The District May Issue Jury Instructions That Permit But Not Require Application of the “Fluctuating Workweek” Method to Calculate Damages

The defendants also argued that the trial court erred when it did not instruct the jury to calculate damages using the fluctuating workweek method. Under the fluctuating workweek method, an employee is paid a constant weekly salary for fluctuating hours, and the employee’s regular rate is calculated by dividing the weekly salary by the number of hours actually worked. The employee is paid overtime at a half-time rate because the salary is intended to cover all hours worked, and therefore the employee’s salary covers any overtime hours at the straight time regular rate. Furthermore, as the employee works more hours, his regular rate decreases.

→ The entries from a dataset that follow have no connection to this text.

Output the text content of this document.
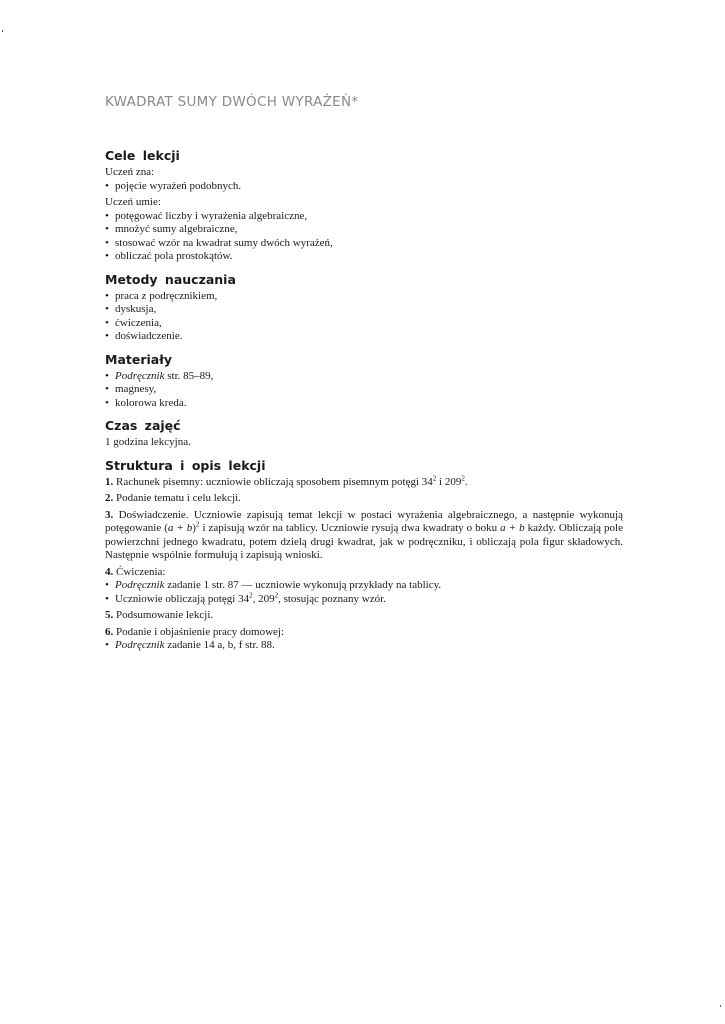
KWADRAT SUMY DWÓCH WYRAŻEŃ*
Cele lekcji

Uczeń zna:

• pojęcie wyrażeń podobnych.

Uczeń umie:

• potęgować liczby i wyrażenia algebraiczne,
• mnożyć sumy algebraiczne,
• stosować wzór na kwadrat sumy dwóch wyrażeń,
• obliczać pola prostokątów.
Metody nauczania
• praca z podręcznikiem,
• dyskusja,
• ćwiczenia,
• doświadczenie.
Materiały
• Podręcznik str. 85–89,
• magnesy,
• kolorowa kreda.
Czas zajęć

1 godzina lekcyjna.

Struktura i opis lekcji

1. Rachunek pisemny: uczniowie obliczają sposobem pisemnym potęgi $34^2$ i $209^2$.

2. Podanie tematu i celu lekcji.

3. Doświadczenie. Uczniowie zapisują temat lekcji w postaci wyrażenia algebraicznego, a następnie wykonują potęgowanie $(a + b)^2$ i zapisują wzór na tablicy. Uczniowie rysują dwa kwadraty o boku a + b każdy. Obliczają pole powierzchni jednego kwadratu, potem dzielą drugi kwadrat, jak w podręczniku, i obliczają pola figur składowych. Następnie wspólnie formułują i zapisują wnioski.

4. Ćwiczenia:

• Podręcznik zadanie 1 str. 87 — uczniowie wykonują przykłady na tablicy.
• Uczniowie obliczają potęgi $34^2$, $209^2$, stosując poznany wzór.

5. Podsumowanie lekcji.

6. Podanie i objaśnienie pracy domowej:

• Podręcznik zadanie 14 a, b, f str. 88.
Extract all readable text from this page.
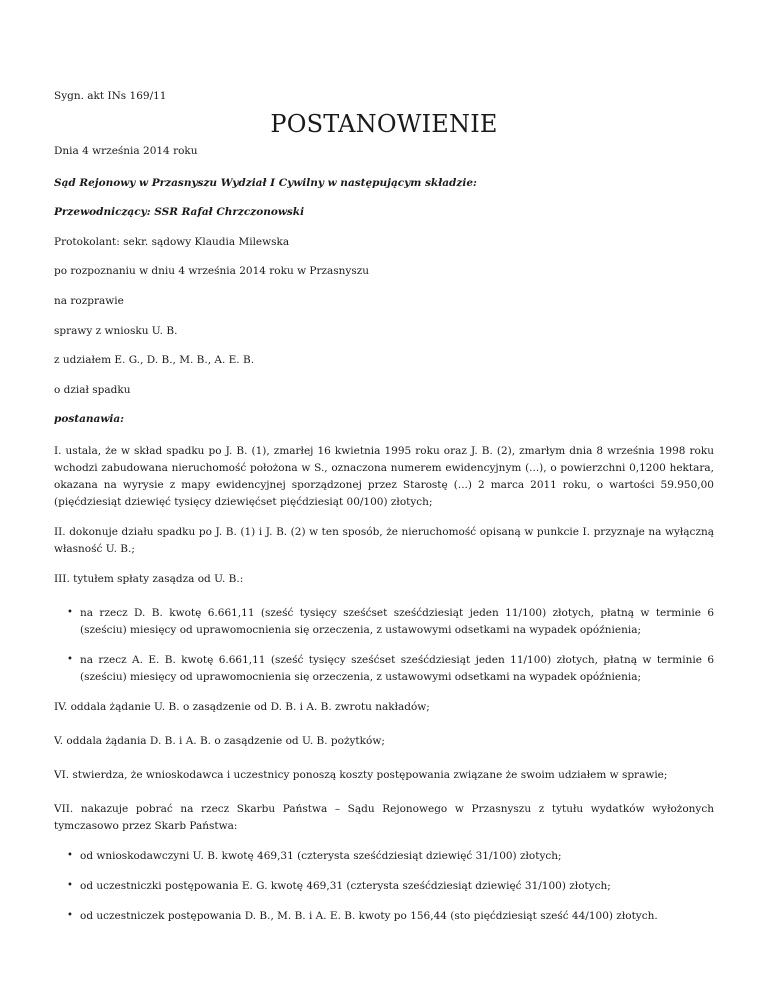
Sygn. akt INs 169/11

POSTANOWIENIE

Dnia 4 września 2014 roku

Sąd Rejonowy w Przasnyszu Wydział I Cywilny w następującym składzie:

Przewodniczący: SSR Rafał Chrzczonowski

Protokolant: sekr. sądowy Klaudia Milewska

po rozpoznaniu w dniu 4 września 2014 roku w Przasnyszu

na rozprawie

sprawy z wniosku U. B.

z udziałem E. G., D. B., M. B., A. E. B.

o dział spadku

postanawia:

I. ustala, że w skład spadku po J. B. (1), zmarłej 16 kwietnia 1995 roku oraz J. B. (2), zmarłym dnia 8 września 1998 roku wchodzi zabudowana nieruchomość położona w S., oznaczona numerem ewidencyjnym (...), o powierzchni 0,1200 hektara, okazana na wyrysie z mapy ewidencyjnej sporządzonej przez Starostę (...) 2 marca 2011 roku, o wartości 59.950,00 (pięćdziesiąt dziewięć tysięcy dziewięćset pięćdziesiąt 00/100) złotych;

II. dokonuje działu spadku po J. B. (1) i J. B. (2) w ten sposób, że nieruchomość opisaną w punkcie I. przyznaje na wyłączną własność U. B.;

III. tytułem spłaty zasądza od U. B.:

• na rzecz D. B. kwotę 6.661,11 (sześć tysięcy sześćset sześćdziesiąt jeden 11/100) złotych, płatną w terminie 6 (sześciu) miesięcy od uprawomocnienia się orzeczenia, z ustawowymi odsetkami na wypadek opóźnienia;
• na rzecz A. E. B. kwotę 6.661,11 (sześć tysięcy sześćset sześćdziesiąt jeden 11/100) złotych, płatną w terminie 6 (sześciu) miesięcy od uprawomocnienia się orzeczenia, z ustawowymi odsetkami na wypadek opóźnienia;

IV. oddala żądanie U. B. o zasądzenie od D. B. i A. B. zwrotu nakładów;

V. oddala żądania D. B. i A. B. o zasądzenie od U. B. pożytków;

VI. stwierdza, że wnioskodawca i uczestnicy ponoszą koszty postępowania związane że swoim udziałem w sprawie;

VII. nakazuje pobrać na rzecz Skarbu Państwa – Sądu Rejonowego w Przasnyszu z tytułu wydatków wyłożonych tymczasowo przez Skarb Państwa:

• od wnioskodawczyni U. B. kwotę 469,31 (czterysta sześćdziesiąt dziewięć 31/100) złotych;
• od uczestniczki postępowania E. G. kwotę 469,31 (czterysta sześćdziesiąt dziewięć 31/100) złotych;
• od uczestniczek postępowania D. B., M. B. i A. E. B. kwoty po 156,44 (sto pięćdziesiąt sześć 44/100) złotych.
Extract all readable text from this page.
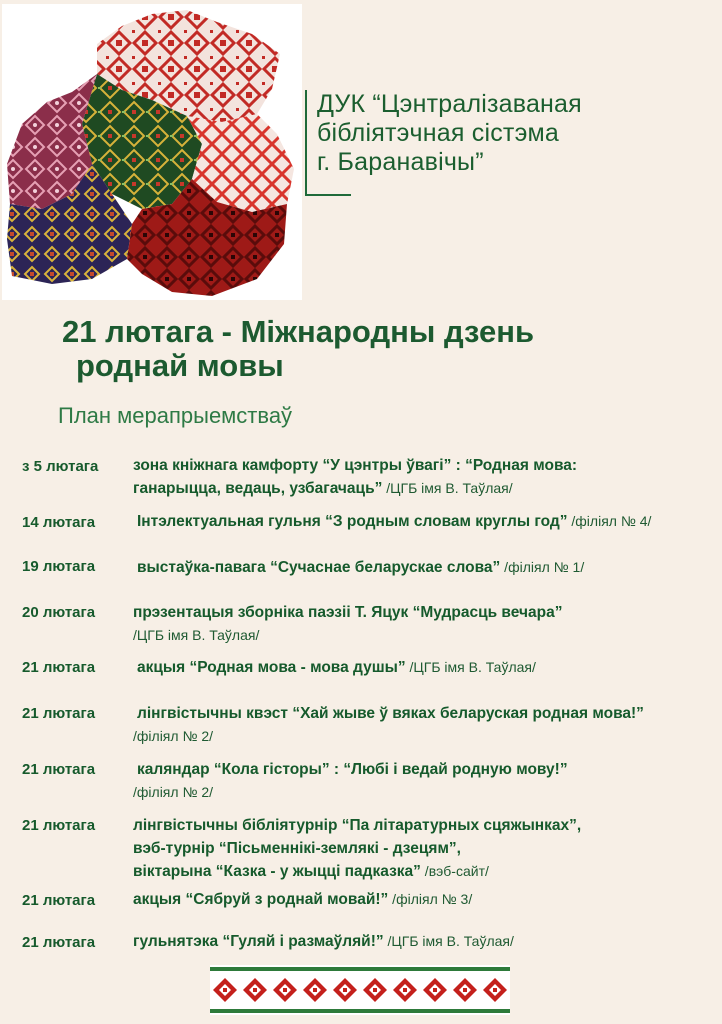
ДУК “Цэнтралізаваная
бібліятэчная сістэма
г. Баранавічы”
21 лютага - Міжнародны дзень
роднай мовы
План мерапрыемстваў
з 5 лютага зона кніжнага камфорту “У цэнтры ўвагі” : “Родная мова:
ганарыцца, ведаць, узбагачаць” /ЦГБ імя В. Таўлая/
14 лютага	Інтэлектуальная гульня “З родным словам круглы год” /філіял № 4/
19 лютага	выстаўка-павага “Сучаснае беларускае слова” /філіял № 1/
20 лютага прэзентацыя зборніка паэзіі Т. Яцук “Мудрасць вечара”
/ЦГБ імя В. Таўлая/
21 лютага	акцыя “Родная мова - мова душы” /ЦГБ імя В. Таўлая/
21 лютага	лінгвістычны квэст “Хай жыве ў вяках беларуская родная мова!”
/філіял № 2/
21 лютага	каляндар “Кола гісторы” : “Любі і ведай родную мову!”
/філіял № 2/
21 лютага лінгвістычны бібліятурнір “Па літаратурных сцяжынках”,
вэб-турнір “Пісьменнікі-землякі - дзецям”,
віктарына “Казка - у жыцці падказка” /вэб-сайт/
21 лютага акцыя “Сябруй з роднай мовай!” /філіял № 3/
21 лютага гульнятэка “Гуляй і размаўляй!” /ЦГБ імя В. Таўлая/
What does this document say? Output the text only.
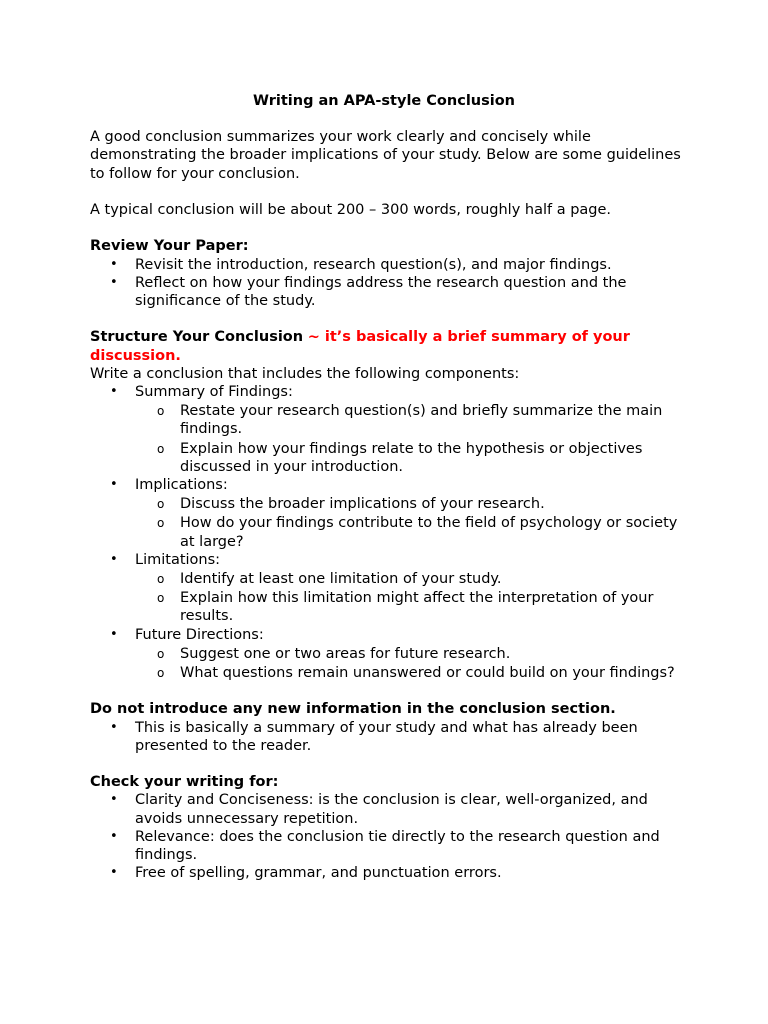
Writing an APA-style Conclusion
A good conclusion summarizes your work clearly and concisely while demonstrating the broader implications of your study. Below are some guidelines to follow for your conclusion.
A typical conclusion will be about 200 – 300 words, roughly half a page.
Review Your Paper:
• Revisit the introduction, research question(s), and major findings.
• Reflect on how your findings address the research question and the significance of the study.
Structure Your Conclusion ~ it’s basically a brief summary of your discussion.
Write a conclusion that includes the following components:
• Summary of Findings:
o Restate your research question(s) and briefly summarize the main findings.
o Explain how your findings relate to the hypothesis or objectives discussed in your introduction.
• Implications:
o Discuss the broader implications of your research.
o How do your findings contribute to the field of psychology or society at large?
• Limitations:
o Identify at least one limitation of your study.
o Explain how this limitation might affect the interpretation of your results.
• Future Directions:
o Suggest one or two areas for future research.
o What questions remain unanswered or could build on your findings?
Do not introduce any new information in the conclusion section.
• This is basically a summary of your study and what has already been presented to the reader.
Check your writing for:
• Clarity and Conciseness: is the conclusion is clear, well-organized, and avoids unnecessary repetition.
• Relevance: does the conclusion tie directly to the research question and findings.
• Free of spelling, grammar, and punctuation errors.
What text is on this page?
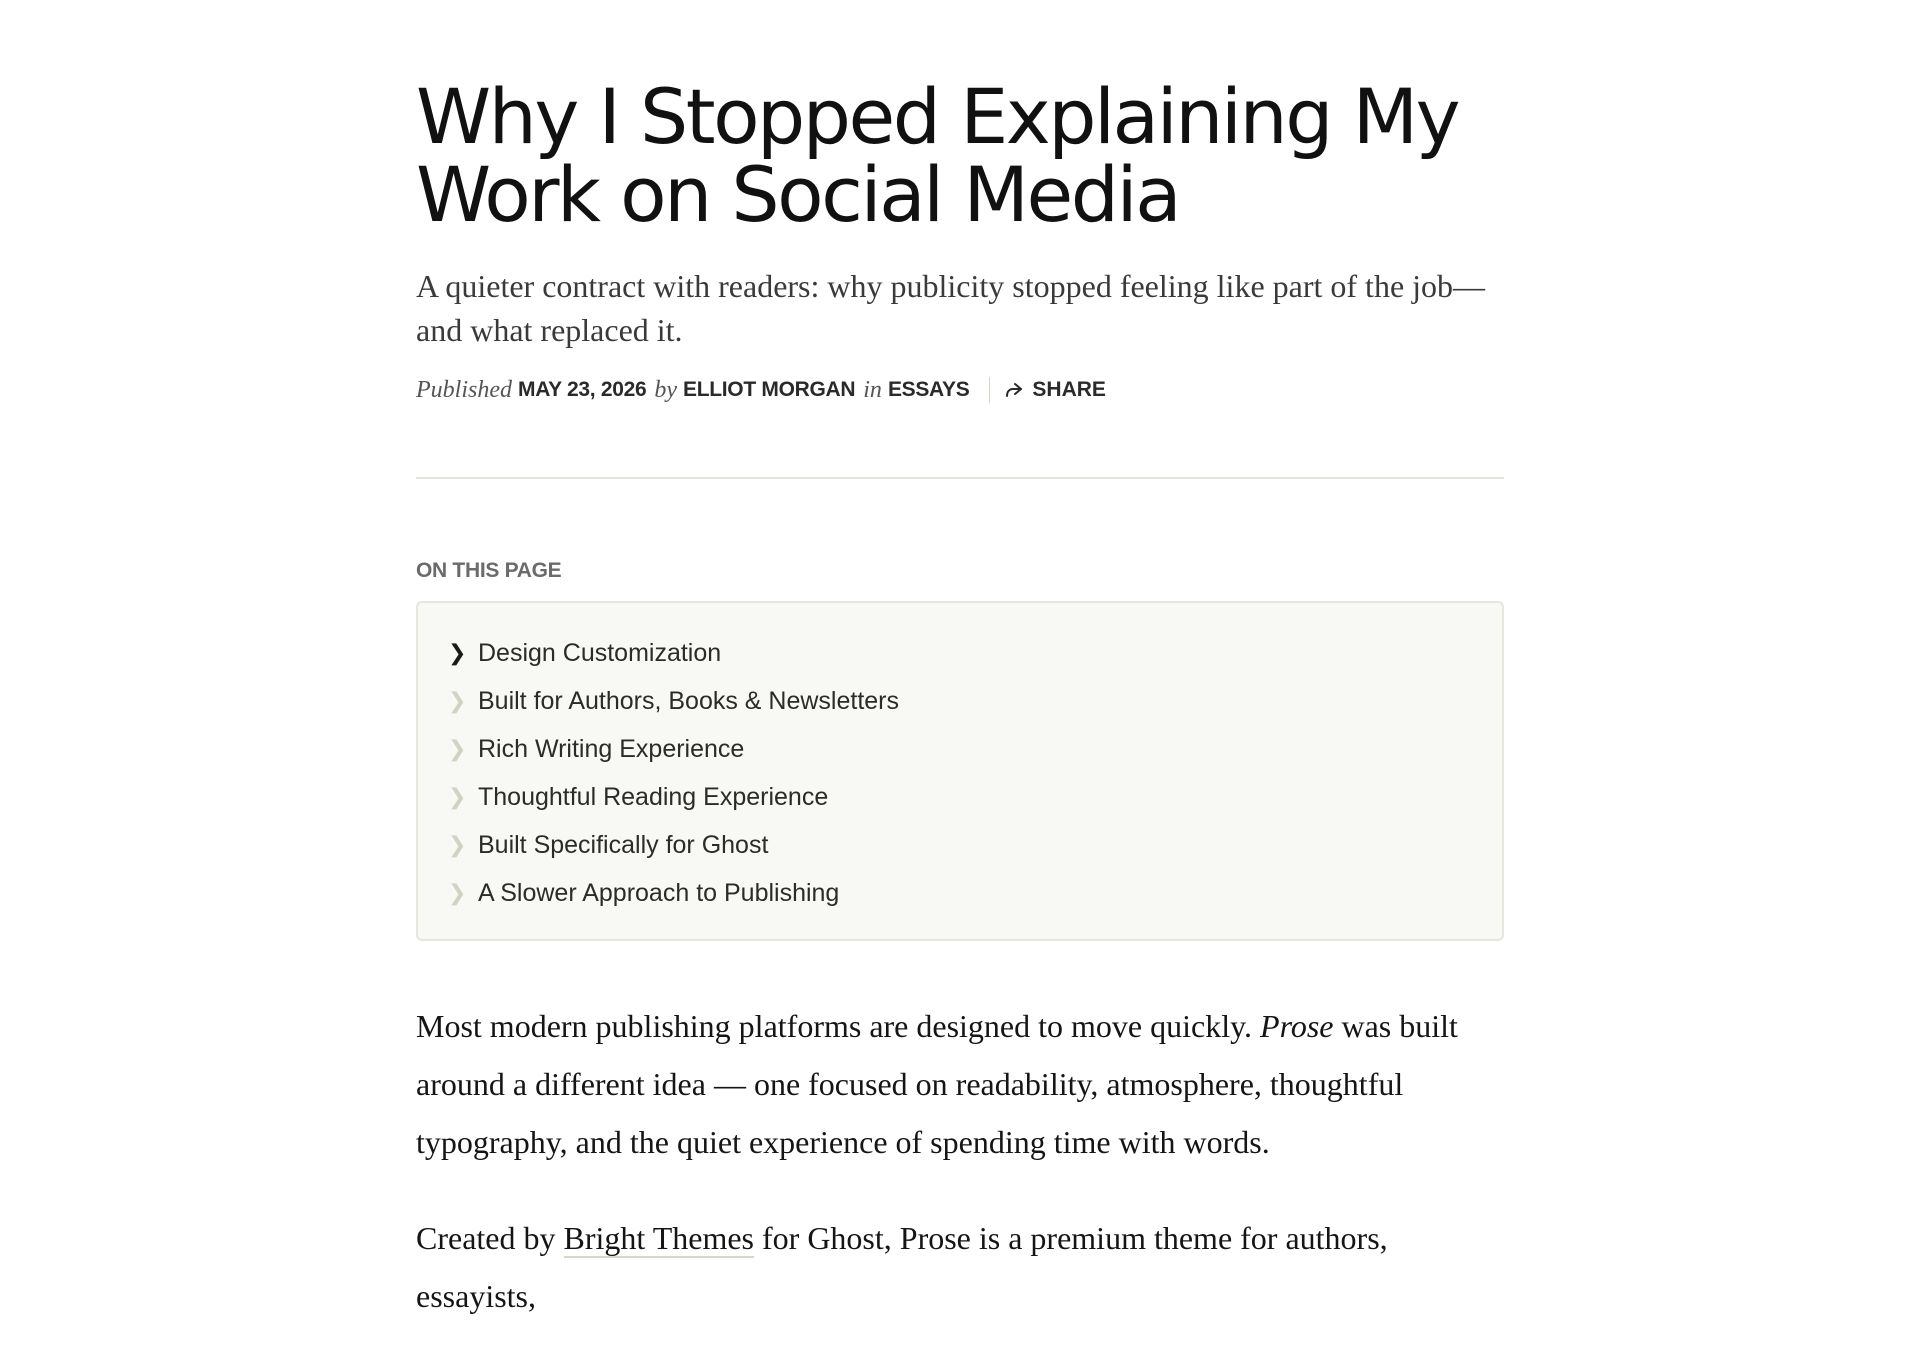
Why I Stopped Explaining My Work on Social Media

A quieter contract with readers: why publicity stopped feeling like part of the job—and what replaced it.

Published MAY 23, 2026 by ELLIOT MORGAN in ESSAYS	SHARE
ON THIS PAGE
❯ Design Customization
❯ Built for Authors, Books & Newsletters
❯ Rich Writing Experience
❯ Thoughtful Reading Experience
❯ Built Specifically for Ghost
❯ A Slower Approach to Publishing

Most modern publishing platforms are designed to move quickly. Prose was built around a different idea — one focused on readability, atmosphere, thoughtful typography, and the quiet experience of spending time with words.

Created by Bright Themes for Ghost, Prose is a premium theme for authors, essayists,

The plaintiffs in Lamonica had received a weekly salary but no overtime. Defendants argued that the court erred by instructing the jury to calculate the plaintiff’s regular rate by dividing the weekly salary by the number of hours plaintiffs’ salaries were intended to compensate, rather than by the number of hours they actually worked. The jury found that the employees’ salaries were intended to cover 40 hours per week rather than the actual hours worked.

The Eleventh Circuit rejected the defendants’ argument, noting that under the court’s instructions the jury could have found, but was not required to find, that the plaintiffs’ salaries were intended to cover all hours worked. In other words, the Eleventh Circuit held that the district court did not err by allowing but not requiring the jury to apply the fluctuating workweek method to calculate damages. The court noted that the fluctuating workweek method is not the only or even the default method for calculating damages when an employee is paid a weekly salary.


This Akerman Practice Update is intended to inform firm clients and friends about legal developments, including recent decisions of various courts and administrative bodies. Nothing in this Practice Update should be construed as legal advice or a legal opinion, and readers should not act upon the information contained in this Practice Update without seeking the advice of legal counsel. Prior results do not guarantee a similar outcome.